We caught up with Richard Lampert, of Santa Fe’s Zaplin Lampert Gallery, after his visit to Western Spirit to see Light and Legacy: The Art and Techniques of Edward S. Curtis. Lampert has been instrumental in the formation of The Peterson Collection and was one of the group that rediscovered the work of Edward Curtis in 1972 in the warehouse of Lauriat’s Book Store in Boston. Western Spirit Board Member and Co-Curator of Light and Legacy, Tim Peterson, dedicated the exhibition to Lampert and credits him with “helping me realize the importance of Curtis and his vast body of work. Over the past 20 years, Richard and I have worked together to build my collection. Throughout this time, Richard has been a valued advisor and wonderful friend.”

“Mark Zaplin and I were childhood friends,” Lampert opens the conversation. “Born 12 days apart. We were young entrepreneurs and business partners forever. We sold everything from insurance to the “Great Books of the Western World.” When we were 20 years old, in college, we were part of a small group that stumbled onto thousands of unbound Curtis photogravures and copper plates. Lauriat’s had acquired them from J.P. Morgan and Curtis in the 1930’s after the project ended and Curtis had to forfeit all rights to it. But it wasn’t until we saw a complete portfolio, Volume XVII of The North American Indian, the New Mexico volume, that I realized what a treasure trove we’d found.”

 

“At the same time,” Lampert goes on, “there was a resurgence of interest in Indigenous culture and renewed Native American activism, so the timing could not have been better. Mark and I started out in Cambridge but soon realized that they had more interest in Samuel Adams than in Geronimo, so it was ‘Go West, Young Man’ for us. Mark set up shop in Colorado while I settled in Washington State, where Curtis made his home and had his studio. It was there that I found people who knew of him and his work and it was there that I also unearthed his orotones and other master prints he would produce during the winters when he was home.”

Describing the exhibition, Lampert observes, “Tim Peterson is a collector with a curatorial vision. There have been other Curtis shows, but nothing this comprehensive, or with this kind of cohesion. And there may never be anything to match it again. Eight different versions of The Oath hanging together! Not to mention the ephemera outside of The North American Indian material: rare family photos and images from the end of his life and career, the camera, the music he recorded. Areas devoted to the people he worked with and those who supported his work: Teddy Roosevelt, J.P. Morgan, countless others. The museum did a beautiful job executing Tim’s dream. You walk past the copper plates and the way they are angled and lit, they light up as you pass and then disappear, as if they are alive and then pass into shadow. The exhibition tells the story from start to finish.”

Lampert rises to his subject as the conversation goes on. “We’re seeing yet another resurgence of interest in Native American culture and Curtis has emerged, as he always does, as having created the most important anthology of Indigenous Peoples ever attempted.
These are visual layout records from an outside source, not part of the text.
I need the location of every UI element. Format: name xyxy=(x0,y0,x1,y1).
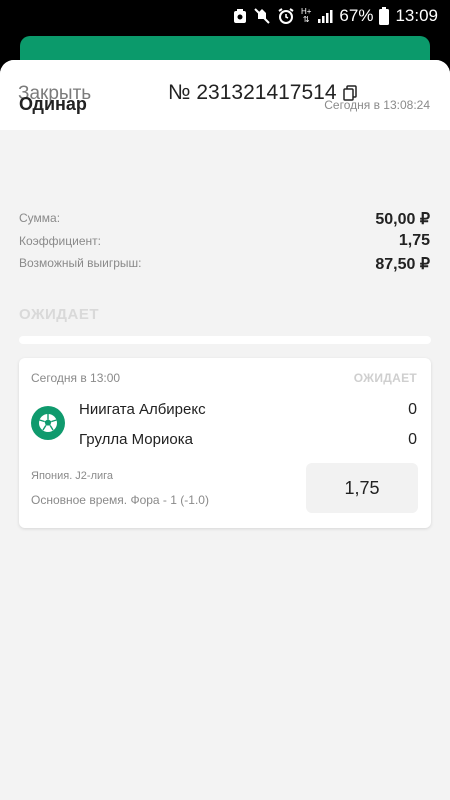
league-name: Япония. J2-лига xyxy=(31,470,114,482)
notification-icon xyxy=(233,8,247,24)
alarm-icon xyxy=(277,7,295,25)
network-arrows-icon: ⇅ xyxy=(302,15,310,24)
coefficient-value: 1,75 xyxy=(398,232,430,249)
coefficient-label: Коэффициент: xyxy=(19,234,101,248)
event-status: ОЖИДАЕТ xyxy=(353,371,417,385)
status-icons: H+ ⇅ 67% 13:09 xyxy=(233,5,438,27)
score-away: 0 xyxy=(408,431,417,448)
clock: 13:09 xyxy=(395,6,438,25)
market-name: Основное время. Фора - 1 (-1.0) xyxy=(31,493,209,507)
bet-status: ОЖИДАЕТ xyxy=(19,306,99,323)
bet-placed-time: Сегодня в 13:08:24 xyxy=(324,98,430,112)
possible-win-value: 87,50 ₽ xyxy=(375,256,430,273)
score-home: 0 xyxy=(408,401,417,418)
team-home: Ниигата Албирекс xyxy=(79,401,206,418)
signal-icon xyxy=(317,8,333,24)
soccer-ball-icon xyxy=(31,406,65,440)
mute-icon xyxy=(253,7,271,25)
odds-value: 1,75 xyxy=(344,477,380,498)
battery-icon xyxy=(379,7,390,25)
event-time: Сегодня в 13:00 xyxy=(31,371,121,385)
battery-percent: 67% xyxy=(339,6,374,25)
odds-box: 1,75 xyxy=(306,463,418,513)
stake-label: Сумма: xyxy=(19,211,61,225)
possible-win-label: Возможный выигрыш: xyxy=(19,256,142,270)
ticket-number-label: № 231321417514 xyxy=(168,81,337,104)
stake-value: 50,00 ₽ xyxy=(375,211,430,228)
event-card[interactable]: Сегодня в 13:00 ОЖИДАЕТ Ниигата Албирекс… xyxy=(19,358,431,528)
bet-progress-bar xyxy=(19,336,431,344)
team-away: Грулла Мориока xyxy=(79,431,193,448)
network-type-icon: H+ ⇅ xyxy=(301,8,311,24)
status-bar: H+ ⇅ 67% 13:09 xyxy=(0,0,450,32)
bet-type: Одинар xyxy=(19,94,87,114)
Can you criticize him? Sure. But when someone walks into the gallery and sees one of his images and says, ‘That’s my great-grandfather,’ it’s hard not to be moved by that and to see how lasting Curtis’s impact and achievements are.”

“You know,” Lampert says, then qualifies, “it turns out that Curtis died three days before I was born and fifteen days before Mark was born. When we finally met Curtis’s daughters, they believed we were linked to their father and that we were meant to rediscover his work. And it might be serendipity, but it feels that way, that it was meant to be, and that it was meant to culminate with this exhibition and with the gallery upstairs, where Tim has his Courage & Crossroads collection—which Mark and I helped with as well. Tim generously named that gallery after Zaplin Lampert.”

As he reflects on some of the images in the exhibition, it’s clear Lampert’s passion for Curtis hasn’t dimmed. “Favorites? Canyon del Muerto, where you can see, way in the back, Curtis’s wagon. Wishham Fisherman, showing the old fishing grounds on the Columbia River gorge, gone now since the damming of the river. In the Badlands, from the Sioux portfolio, depicting a place that’s still there for you to find. And At The Old Well of Acoma, which tells the story of a water source that has long since dried up.”

Lampert muses, “Can you imagine the moment when J.P. Morgan saw Curtis’s photograph of Mosa—Mohave and said, ‘I’ll back you?’ I had the same sensation when, in 1973, I was at the Nelson-Atkins Museum in Kansas City right at the start of my association with Curtis and their director said, ‘Let’s have a Curtis show.’ But now, having come full circle, it’s Tim’s friendship, the amazing objects we’ve found, and the trips we’ve been able to take together—tracing part of Lewis and Clark’s route, standing where Karl Bodmer stood on the Missouri River—it’s those experiences that make it all worthwhile and mean so much to me. I look at it this way, if Edward Curtis hadn’t come into my life, I might still be schlepping Kosher beef in Boston’s Quincy Market for my father.”